Parcae introduces stable looped transformer architectures by modeling recurrence as a discrete LTI system and constraining the spectral radius below 1 with a learned negative diagonal matrix, enabling training at LR 1e-3. It outperforms parameter-matched Transformers across scales, e.g., 370M Parcae scores 20.00 on Core vs Transformer's 17.46 (+14.5%), with 6.3% lower validation perplexity than prior looped models. The work derives scaling laws showing recurrence and data must scale together as power laws, allowing quality gains via deeper looping under fixed FLOP budgets while reducing memory constraints for inference.
Parcae introduces stable looped Transformer architectures by modeling recurrence as a discrete LTI system and constraining the spectral radius below 1 with a learned negative diagonal matrix, enabling training at LR 1e-3 versus 4e-4 for unconstrained loops. It outperforms parameter-matched Transformers across 140M to 1.3B scales, e.g., 370M model achieves 20.00 Core score vs 17.46 (+14.5%) and 6.3% lower validation perplexity than prior looped models. The work derives scaling laws showing recurrence and data must scale together as power laws, allowing FLOP-budgeted tradeoffs for quality via deeper looping at fixed memory.
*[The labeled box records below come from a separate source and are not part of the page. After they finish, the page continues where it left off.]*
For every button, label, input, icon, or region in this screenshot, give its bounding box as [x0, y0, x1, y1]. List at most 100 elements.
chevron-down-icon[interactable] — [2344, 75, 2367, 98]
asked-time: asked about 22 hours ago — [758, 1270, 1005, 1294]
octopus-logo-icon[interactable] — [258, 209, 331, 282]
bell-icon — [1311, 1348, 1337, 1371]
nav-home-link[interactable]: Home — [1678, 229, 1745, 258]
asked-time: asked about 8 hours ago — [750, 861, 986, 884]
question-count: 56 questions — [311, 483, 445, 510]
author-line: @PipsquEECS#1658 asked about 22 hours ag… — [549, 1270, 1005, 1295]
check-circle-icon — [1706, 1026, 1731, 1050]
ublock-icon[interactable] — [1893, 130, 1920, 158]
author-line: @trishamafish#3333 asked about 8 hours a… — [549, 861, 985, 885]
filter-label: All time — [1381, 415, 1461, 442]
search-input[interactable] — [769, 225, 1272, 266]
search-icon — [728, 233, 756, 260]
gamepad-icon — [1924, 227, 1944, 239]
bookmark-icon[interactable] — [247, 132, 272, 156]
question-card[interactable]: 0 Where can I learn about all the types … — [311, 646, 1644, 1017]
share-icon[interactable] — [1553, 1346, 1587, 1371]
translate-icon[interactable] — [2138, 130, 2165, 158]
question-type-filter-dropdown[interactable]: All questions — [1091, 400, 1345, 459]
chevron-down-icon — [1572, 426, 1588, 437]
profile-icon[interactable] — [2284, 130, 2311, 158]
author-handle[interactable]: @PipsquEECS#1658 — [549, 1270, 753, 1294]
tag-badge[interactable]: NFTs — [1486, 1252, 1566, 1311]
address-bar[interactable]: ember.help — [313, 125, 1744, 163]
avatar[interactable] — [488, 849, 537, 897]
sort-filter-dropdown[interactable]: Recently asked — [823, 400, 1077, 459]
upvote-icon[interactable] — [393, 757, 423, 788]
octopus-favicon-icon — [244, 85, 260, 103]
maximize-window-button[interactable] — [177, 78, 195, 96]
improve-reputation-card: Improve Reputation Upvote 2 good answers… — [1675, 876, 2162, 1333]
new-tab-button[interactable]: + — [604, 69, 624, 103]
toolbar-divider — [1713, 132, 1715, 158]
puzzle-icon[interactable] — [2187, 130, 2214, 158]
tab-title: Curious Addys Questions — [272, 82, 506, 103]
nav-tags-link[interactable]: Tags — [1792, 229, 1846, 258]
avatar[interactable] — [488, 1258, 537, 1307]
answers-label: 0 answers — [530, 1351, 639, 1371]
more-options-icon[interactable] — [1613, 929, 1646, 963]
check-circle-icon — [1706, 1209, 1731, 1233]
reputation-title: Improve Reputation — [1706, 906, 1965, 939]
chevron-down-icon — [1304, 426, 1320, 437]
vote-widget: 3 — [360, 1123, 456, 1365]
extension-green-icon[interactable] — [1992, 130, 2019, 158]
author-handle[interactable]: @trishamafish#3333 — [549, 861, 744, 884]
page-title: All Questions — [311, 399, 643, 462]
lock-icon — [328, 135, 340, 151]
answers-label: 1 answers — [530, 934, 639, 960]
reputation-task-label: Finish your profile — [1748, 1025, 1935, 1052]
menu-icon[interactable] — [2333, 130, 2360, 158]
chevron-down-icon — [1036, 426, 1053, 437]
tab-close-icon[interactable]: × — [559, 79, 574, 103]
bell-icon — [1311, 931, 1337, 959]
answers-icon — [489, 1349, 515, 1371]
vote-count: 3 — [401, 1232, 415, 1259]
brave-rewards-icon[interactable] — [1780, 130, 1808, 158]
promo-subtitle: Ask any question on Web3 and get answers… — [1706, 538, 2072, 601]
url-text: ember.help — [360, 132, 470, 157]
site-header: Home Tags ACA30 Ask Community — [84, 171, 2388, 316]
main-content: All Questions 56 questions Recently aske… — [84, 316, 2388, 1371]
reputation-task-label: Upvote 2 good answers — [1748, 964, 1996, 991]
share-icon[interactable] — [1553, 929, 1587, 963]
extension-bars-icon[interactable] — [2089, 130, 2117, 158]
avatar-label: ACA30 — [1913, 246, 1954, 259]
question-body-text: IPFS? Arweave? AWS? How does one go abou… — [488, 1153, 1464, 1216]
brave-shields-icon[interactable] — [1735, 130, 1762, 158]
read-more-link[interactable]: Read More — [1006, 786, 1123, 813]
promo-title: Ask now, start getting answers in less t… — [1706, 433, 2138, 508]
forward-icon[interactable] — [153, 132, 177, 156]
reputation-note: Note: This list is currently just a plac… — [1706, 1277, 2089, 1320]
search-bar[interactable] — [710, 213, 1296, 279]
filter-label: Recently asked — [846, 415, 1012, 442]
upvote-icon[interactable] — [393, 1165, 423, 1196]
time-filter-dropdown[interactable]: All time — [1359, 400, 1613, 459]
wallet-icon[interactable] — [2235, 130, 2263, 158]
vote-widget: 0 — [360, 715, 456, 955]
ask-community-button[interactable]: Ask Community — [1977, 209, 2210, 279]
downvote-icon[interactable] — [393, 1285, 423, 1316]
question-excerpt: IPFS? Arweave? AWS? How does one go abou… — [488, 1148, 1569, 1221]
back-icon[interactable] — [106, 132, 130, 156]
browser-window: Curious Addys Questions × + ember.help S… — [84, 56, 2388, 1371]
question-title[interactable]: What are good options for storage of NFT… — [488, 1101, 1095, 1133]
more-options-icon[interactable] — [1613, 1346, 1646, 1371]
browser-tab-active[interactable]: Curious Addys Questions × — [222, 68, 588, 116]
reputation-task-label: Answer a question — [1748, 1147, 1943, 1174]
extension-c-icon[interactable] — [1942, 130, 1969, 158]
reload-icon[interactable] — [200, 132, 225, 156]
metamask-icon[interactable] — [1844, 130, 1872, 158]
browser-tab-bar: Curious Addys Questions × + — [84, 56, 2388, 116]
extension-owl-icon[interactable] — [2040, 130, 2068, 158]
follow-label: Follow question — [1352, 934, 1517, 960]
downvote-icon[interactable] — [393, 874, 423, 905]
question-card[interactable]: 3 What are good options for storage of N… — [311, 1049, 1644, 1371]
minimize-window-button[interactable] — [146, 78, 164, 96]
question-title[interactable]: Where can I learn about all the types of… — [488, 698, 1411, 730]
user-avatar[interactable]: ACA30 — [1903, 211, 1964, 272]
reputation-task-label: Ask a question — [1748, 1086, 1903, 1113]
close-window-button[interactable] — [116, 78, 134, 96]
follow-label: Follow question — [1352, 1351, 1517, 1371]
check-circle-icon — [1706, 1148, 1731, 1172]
Parcae introduces stable looped Transformer architectures by modeling recurrence as a discrete LTI dynamical system and constraining the spectral radius below 1 with a learned negative diagonal matrix, enabling training at learning rates up to 1e-3. Across model sizes from 140M to 1.3B parameters, Parcae outperforms parameter- and data-matched Transformers, with a 370M model achieving 20.00 Core score versus Transformer's 17.46 (+14.5%) and 6.3% lower validation perplexity than prior looped models. The work establishes scaling laws showing recurrence and data must scale together via power laws, allowing quality gains by looping deeper under fixed FLOP budgets while reducing memory costs for edge inference.
Together AI has been named again to the Forbes AI 50 list, recognizing its AI Native Cloud designed for the complete AI lifecycle. The platform supports fast inference, open models, and large-scale fine-tuning. This accolade underscores its leadership in AI infrastructure.